Today, as co-director of the Diocese of Fairbanks’ Native Ministry Training Program, Hunt is carrying on her mission to help thousands of Native Alaskan Catholics experience the faith in their own language and culture. She took on the role with her husband, Deacon Dominic Hunt, pictured below alongside former Bishop of Fairbanks Chad Zielinski (left) and our 2021-2022 Lumen Christi Award recipient Father Stan Jaszek (right).
The couple was nominated for the Lumen Christi Award this year. They have spent decades serving in music ministry in their parish, and as they raised five children, Lala Hunt also served as a catechist and extraordinary minister of Communion.
She continues to live the same culture and subsistence lifestyle as those she is serving—obtaining food through hunting, fishing and foraging.
She lives on the western coast of Alaska in the tiny village of Emmonak.
Like most of the villages in the 400,000+ square miles of the Diocese of Fairbanks, it is inaccessible by road and has poor internet service. Despite this, she and her husband are building a connected network of homegrown Native Catholic leaders.
“Embrace who you are!”
The Native Ministry Training Program was established in the 1990s “by Native Catholics, for Native Catholics,” and has been supported by Catholic Extension Society for many years. It provides liturgical and pastoral training to deacons and lay leaders to take leadership of their parishes, which do not have resident pastors or staff. Just 10 priests are assigned to all 24 village churches in the Yukon-Kuskokwim Delta region, where the NMTP operates. Therefore, the role of the Native laity is essential to helping these mission churches thrive.
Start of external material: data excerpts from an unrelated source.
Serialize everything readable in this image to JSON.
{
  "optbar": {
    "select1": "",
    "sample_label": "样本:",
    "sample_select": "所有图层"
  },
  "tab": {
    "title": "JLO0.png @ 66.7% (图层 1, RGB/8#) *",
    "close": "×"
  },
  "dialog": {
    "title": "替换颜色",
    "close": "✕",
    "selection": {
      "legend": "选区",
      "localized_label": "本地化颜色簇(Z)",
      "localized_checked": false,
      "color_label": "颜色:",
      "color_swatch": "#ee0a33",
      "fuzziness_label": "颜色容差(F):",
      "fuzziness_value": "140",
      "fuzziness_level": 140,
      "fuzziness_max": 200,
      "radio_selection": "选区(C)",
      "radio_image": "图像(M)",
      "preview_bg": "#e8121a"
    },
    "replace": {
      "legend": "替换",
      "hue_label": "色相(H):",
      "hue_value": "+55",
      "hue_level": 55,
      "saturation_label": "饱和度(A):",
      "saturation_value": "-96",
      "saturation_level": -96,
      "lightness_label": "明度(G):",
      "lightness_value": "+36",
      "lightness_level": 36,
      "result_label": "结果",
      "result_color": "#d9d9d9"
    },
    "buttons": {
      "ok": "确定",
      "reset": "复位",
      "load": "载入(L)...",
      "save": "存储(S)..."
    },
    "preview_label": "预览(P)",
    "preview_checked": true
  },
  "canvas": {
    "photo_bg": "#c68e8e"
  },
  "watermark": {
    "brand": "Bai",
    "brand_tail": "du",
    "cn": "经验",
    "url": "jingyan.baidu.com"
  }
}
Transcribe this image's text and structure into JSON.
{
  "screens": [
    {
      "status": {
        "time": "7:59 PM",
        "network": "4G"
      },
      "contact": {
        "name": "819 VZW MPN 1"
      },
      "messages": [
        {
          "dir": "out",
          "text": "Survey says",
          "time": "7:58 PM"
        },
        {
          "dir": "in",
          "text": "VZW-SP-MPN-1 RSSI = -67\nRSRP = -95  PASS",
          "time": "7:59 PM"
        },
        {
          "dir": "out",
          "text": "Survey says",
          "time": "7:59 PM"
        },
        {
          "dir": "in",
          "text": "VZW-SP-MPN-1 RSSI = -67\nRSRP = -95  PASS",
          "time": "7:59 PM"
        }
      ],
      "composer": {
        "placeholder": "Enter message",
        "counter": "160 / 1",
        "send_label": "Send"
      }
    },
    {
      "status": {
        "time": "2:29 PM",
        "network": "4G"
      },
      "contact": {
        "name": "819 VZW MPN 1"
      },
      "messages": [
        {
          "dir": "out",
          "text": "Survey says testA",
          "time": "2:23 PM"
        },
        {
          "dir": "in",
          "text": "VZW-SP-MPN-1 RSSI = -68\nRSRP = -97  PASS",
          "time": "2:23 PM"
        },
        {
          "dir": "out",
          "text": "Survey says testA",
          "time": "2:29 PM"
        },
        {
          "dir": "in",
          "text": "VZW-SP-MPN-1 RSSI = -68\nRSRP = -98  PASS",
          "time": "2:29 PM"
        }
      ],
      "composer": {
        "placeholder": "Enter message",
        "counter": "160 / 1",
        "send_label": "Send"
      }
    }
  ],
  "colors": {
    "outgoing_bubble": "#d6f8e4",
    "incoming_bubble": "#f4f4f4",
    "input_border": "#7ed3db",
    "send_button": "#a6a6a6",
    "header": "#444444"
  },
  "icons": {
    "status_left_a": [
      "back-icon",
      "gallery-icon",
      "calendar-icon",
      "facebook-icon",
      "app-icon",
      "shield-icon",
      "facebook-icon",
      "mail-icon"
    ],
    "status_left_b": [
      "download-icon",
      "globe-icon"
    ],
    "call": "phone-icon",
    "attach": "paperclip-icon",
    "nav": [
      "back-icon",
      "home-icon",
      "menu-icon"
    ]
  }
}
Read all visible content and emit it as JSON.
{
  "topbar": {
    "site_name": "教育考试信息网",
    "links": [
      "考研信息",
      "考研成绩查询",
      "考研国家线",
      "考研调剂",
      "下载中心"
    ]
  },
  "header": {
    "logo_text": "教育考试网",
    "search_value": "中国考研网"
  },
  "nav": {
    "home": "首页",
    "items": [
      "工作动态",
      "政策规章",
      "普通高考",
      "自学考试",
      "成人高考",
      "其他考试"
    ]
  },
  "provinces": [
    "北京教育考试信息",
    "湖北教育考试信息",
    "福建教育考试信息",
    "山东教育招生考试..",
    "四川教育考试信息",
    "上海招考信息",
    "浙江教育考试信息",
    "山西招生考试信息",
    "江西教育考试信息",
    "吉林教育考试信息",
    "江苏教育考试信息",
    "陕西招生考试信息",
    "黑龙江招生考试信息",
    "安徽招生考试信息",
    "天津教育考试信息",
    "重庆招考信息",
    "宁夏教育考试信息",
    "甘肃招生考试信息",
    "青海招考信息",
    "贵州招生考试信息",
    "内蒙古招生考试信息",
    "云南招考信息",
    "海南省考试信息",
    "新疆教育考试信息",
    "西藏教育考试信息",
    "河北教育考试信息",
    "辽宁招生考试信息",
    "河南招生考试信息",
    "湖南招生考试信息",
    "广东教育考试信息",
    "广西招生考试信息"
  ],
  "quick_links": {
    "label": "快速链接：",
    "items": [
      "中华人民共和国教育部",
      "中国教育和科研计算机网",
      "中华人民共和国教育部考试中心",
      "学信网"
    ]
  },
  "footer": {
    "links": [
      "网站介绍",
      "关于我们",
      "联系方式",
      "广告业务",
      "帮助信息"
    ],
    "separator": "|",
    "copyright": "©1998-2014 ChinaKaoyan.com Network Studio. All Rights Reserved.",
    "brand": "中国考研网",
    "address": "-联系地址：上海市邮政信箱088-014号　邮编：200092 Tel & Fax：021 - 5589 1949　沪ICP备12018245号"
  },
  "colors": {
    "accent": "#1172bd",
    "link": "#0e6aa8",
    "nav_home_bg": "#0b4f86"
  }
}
“We are helping our people to reclaim their sense of the sacred. We are so proud to be Yup’ik Catholics, and we want them to be proud, too,” Hunt said.
She added,
Embrace who you are! Our people have an innate spiritual connection to Creation.”
She is developing culturally contextualized catechetical materials and helping more parents feel confident in passing on the faith to their children as well as to others in their community.
“Yup’ik people are very humble and they often insist they wouldn’t do a good job teaching the faith,” Hunt said. “By having them teach their own kids, it opens up the possibility that they would be willing to teach the faith to others, too.”
She continued, “Long-term, we’re really building a loving home not just for ourselves, not just for our marriage and our family, but for all the Yup’ik people who need to know how much they are loved by the Lord.”